Malaysia-Korea Workshop on Nanotechnology Ups Profile After Bilateral Summit
Thursday, 16 December 2010 14:28
By Kuah Guan Oo
Pix by Saliman Leman
BANGI, 16 Dec. 2010 – The 4th edition of the Malaysia-South Korea workshop on nanotechnology has taken on a higher profile, coming close to the heels of the summit meeting of their two national leaders last week.
Prime Minister Dato’ Seri Najib Tun Razak and Korean President Lee Myung-bak had met in Putrajaya last week and agreed to a wide-ranging series of initiatives to foster closer ties between the two nations that included nuclear energy and bio-nanotechnology.

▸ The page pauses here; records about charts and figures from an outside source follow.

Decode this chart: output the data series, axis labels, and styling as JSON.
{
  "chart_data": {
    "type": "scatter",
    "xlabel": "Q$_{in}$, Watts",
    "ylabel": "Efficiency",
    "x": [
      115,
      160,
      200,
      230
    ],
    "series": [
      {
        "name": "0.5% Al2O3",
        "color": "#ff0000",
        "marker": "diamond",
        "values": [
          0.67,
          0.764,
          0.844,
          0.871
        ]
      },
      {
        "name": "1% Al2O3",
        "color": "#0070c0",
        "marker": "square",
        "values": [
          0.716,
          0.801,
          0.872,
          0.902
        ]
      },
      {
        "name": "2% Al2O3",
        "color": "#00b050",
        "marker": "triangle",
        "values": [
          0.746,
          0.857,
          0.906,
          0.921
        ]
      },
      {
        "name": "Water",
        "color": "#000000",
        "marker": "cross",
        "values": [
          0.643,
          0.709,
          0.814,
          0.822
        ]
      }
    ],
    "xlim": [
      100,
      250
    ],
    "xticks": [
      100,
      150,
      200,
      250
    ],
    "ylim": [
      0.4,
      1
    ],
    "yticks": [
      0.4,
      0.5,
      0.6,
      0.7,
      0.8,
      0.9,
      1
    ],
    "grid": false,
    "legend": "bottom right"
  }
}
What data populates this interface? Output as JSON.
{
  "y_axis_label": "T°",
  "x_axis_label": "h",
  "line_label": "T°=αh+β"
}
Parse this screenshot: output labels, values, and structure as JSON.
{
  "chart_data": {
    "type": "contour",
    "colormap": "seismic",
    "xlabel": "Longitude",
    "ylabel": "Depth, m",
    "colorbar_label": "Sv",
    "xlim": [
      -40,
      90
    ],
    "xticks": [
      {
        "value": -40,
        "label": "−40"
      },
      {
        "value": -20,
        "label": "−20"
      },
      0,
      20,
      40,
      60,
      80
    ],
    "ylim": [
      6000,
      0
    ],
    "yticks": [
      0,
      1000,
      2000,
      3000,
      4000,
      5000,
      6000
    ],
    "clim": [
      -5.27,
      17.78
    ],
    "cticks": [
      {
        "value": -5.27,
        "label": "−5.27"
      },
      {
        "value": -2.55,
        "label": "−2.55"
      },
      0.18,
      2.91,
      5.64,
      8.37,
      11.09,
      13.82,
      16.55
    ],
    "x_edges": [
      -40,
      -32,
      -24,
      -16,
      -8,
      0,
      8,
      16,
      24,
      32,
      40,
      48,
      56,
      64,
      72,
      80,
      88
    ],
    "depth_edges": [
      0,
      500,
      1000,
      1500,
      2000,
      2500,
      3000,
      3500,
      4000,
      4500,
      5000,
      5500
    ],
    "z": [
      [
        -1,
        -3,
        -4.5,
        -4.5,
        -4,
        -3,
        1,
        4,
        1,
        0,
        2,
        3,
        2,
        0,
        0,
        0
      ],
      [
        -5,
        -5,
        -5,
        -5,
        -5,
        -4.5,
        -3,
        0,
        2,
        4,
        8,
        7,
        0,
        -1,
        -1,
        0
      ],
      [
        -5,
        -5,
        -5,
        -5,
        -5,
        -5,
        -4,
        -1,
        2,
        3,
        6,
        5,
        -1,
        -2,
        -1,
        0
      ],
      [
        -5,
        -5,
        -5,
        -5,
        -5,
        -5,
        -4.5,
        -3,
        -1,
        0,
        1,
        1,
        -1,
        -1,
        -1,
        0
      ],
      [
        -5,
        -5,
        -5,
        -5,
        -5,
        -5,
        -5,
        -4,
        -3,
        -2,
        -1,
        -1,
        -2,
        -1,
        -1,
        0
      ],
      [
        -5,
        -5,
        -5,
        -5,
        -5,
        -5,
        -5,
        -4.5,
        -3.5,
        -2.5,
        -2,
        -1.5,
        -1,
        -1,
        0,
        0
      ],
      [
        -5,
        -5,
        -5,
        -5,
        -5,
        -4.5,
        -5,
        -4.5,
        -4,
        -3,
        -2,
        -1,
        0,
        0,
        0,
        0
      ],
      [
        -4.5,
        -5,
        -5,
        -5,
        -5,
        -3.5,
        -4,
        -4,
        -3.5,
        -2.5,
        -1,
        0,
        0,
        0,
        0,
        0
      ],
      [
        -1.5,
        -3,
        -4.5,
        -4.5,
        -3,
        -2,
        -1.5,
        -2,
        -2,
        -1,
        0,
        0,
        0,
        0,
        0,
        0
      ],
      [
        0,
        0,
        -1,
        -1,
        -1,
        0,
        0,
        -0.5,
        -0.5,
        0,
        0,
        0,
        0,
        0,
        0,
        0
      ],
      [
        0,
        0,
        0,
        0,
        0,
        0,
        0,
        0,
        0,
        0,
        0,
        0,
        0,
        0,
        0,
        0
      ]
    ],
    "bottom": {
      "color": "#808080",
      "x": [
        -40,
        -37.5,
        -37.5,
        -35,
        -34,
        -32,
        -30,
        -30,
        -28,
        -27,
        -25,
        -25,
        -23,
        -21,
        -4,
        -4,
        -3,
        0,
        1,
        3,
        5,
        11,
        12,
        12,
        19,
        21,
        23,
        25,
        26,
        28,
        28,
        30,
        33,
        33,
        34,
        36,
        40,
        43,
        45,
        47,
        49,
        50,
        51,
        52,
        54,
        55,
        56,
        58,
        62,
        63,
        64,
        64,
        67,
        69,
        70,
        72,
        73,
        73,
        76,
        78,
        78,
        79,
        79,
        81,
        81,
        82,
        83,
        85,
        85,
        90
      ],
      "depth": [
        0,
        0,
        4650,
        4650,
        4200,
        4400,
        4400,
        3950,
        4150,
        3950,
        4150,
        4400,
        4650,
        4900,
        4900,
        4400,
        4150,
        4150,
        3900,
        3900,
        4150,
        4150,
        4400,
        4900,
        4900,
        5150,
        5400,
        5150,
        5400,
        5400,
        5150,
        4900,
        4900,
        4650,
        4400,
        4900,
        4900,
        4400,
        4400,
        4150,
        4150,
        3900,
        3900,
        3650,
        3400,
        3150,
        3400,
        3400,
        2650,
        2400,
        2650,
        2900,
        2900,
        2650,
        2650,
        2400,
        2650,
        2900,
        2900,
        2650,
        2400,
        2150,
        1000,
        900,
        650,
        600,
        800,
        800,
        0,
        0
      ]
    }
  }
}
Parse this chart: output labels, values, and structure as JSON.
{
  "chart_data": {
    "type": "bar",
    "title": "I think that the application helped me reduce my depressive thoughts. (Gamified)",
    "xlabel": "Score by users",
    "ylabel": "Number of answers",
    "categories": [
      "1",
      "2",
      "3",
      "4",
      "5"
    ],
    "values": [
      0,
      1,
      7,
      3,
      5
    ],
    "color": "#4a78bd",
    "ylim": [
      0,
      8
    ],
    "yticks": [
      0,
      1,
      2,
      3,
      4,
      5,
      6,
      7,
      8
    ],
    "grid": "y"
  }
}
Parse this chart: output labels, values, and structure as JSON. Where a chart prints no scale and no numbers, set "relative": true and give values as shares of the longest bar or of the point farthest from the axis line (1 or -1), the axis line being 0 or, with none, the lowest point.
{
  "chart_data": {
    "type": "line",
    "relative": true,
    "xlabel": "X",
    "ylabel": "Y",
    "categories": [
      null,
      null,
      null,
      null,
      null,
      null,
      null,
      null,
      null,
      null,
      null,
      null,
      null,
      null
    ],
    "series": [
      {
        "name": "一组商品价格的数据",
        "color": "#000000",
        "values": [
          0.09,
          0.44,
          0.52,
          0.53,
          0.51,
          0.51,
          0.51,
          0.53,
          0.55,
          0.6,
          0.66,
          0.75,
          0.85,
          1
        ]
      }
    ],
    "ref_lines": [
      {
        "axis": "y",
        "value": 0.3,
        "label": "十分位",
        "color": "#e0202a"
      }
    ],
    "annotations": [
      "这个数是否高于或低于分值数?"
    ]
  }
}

President Lee who was on his maiden visit to Malaysia and Najib had, in a way, set the tone and purpose for the two-day 4th Korea-Malaysia Joint Workshop on Nanotechnology that was attended by scientists and researchers from the Seoul National University (SNU), Kyungpook National University (KNU) and Universiti Kebangsaan Malaysia (UKM).
“President Lee Myung-bak’s visit has highlighted closer collaboration in bio-nanotechnology with Malaysia and we will certainly discuss and identify the areas for cooperation, “ said the leader of the Korean delegation, Prof Dr Jang Kyoo Shin of KNU, before heading for the last session of the workshop.
Leader of the Malaysian delegation, Prof Dato’ Burhanuddin Yeop Majlis, said they were “excited” over the new development and they had identified the areas for collaboration at the workshop which ended on Tuesday (Dec. 14).
“We will certainly seize the initiative to continue to explore and identify the areas for collaboration, besides sharing and exchanging experiences and knowledge,” said Prof Burhanuddin, who is the Director of the Institute of Micro Engineering and Nanoelectronics (IMEN) of UKM.
He said IMEN’s budget for next year would include allocations for sending UKM’s academic staff and students to Korea for training and exposure, in addition to inviting the Korean scientists and researchers to Malaysia as visiting professors.
He also said that although UKM is to be the hub of education, the research facilities at IMEN are still not as good as those found in SNU and KNU which are top universities in Korea.
“It is easier for us to learn how they developed so fast, becoming so advanced within a couple of decades or so, than the United States.”
At the same time, UKM academics, scientists and researchers hoped to get their work published in leading journals through this cooperation and collaboration with Korea, he added.
The birth of the workshop, he said, can be traced to Prof Jong Duk Lee of SNU, a highly respected Korean academic who came to UKM as a visiting professor in 2007. Through his efforts, the first workshop was held in Seoul in 2007, while the second was hosted by UKM in 2008.
By the 3rd workshop in Korea 2009, KNU was included, he said, adding that UKM had recognized the excellent work done by Prof Jong Duk Lee by conferring him with an honorary professorship.
Meanwhile, Prof Dr Jee Hyun Kim of KNU said the workshop is useful for them to “benchmark” their research work with each other, besides benefiting from the sharing of knowledge and experiences.
Such cross-border meetings would also motivate and encourage them to make sure that their papers were of top quality.
More papers on bio-nanotechnology presented at this year’s workshop in the wake of the trend in the world of bio-nanotechnology today where scientists and researchers were looking for better medical equipment and devices.
Another Korean delegate, Prof Sung June Kim of SNU, said while they would work out the details for collaboration, he hoped to promote friendship with their counterparts in UKM.
“Collaboration will work if they are complementary and not competitive. But it is very hard to compete constructively, so hopefully, we can be more friends than competitors,” he said.
All the three Korean scientists said both the Korean Government and private sector gave tremendous support and funding for bio-nanotechnology research in keeping with the worldwide trend.
Conglomerate SAMSUNG, said Prof Kim of KNU, has a budget of about US$3 billion for R&D on bio-nanotechnology in its search for bio-medical engineering equipment and devises.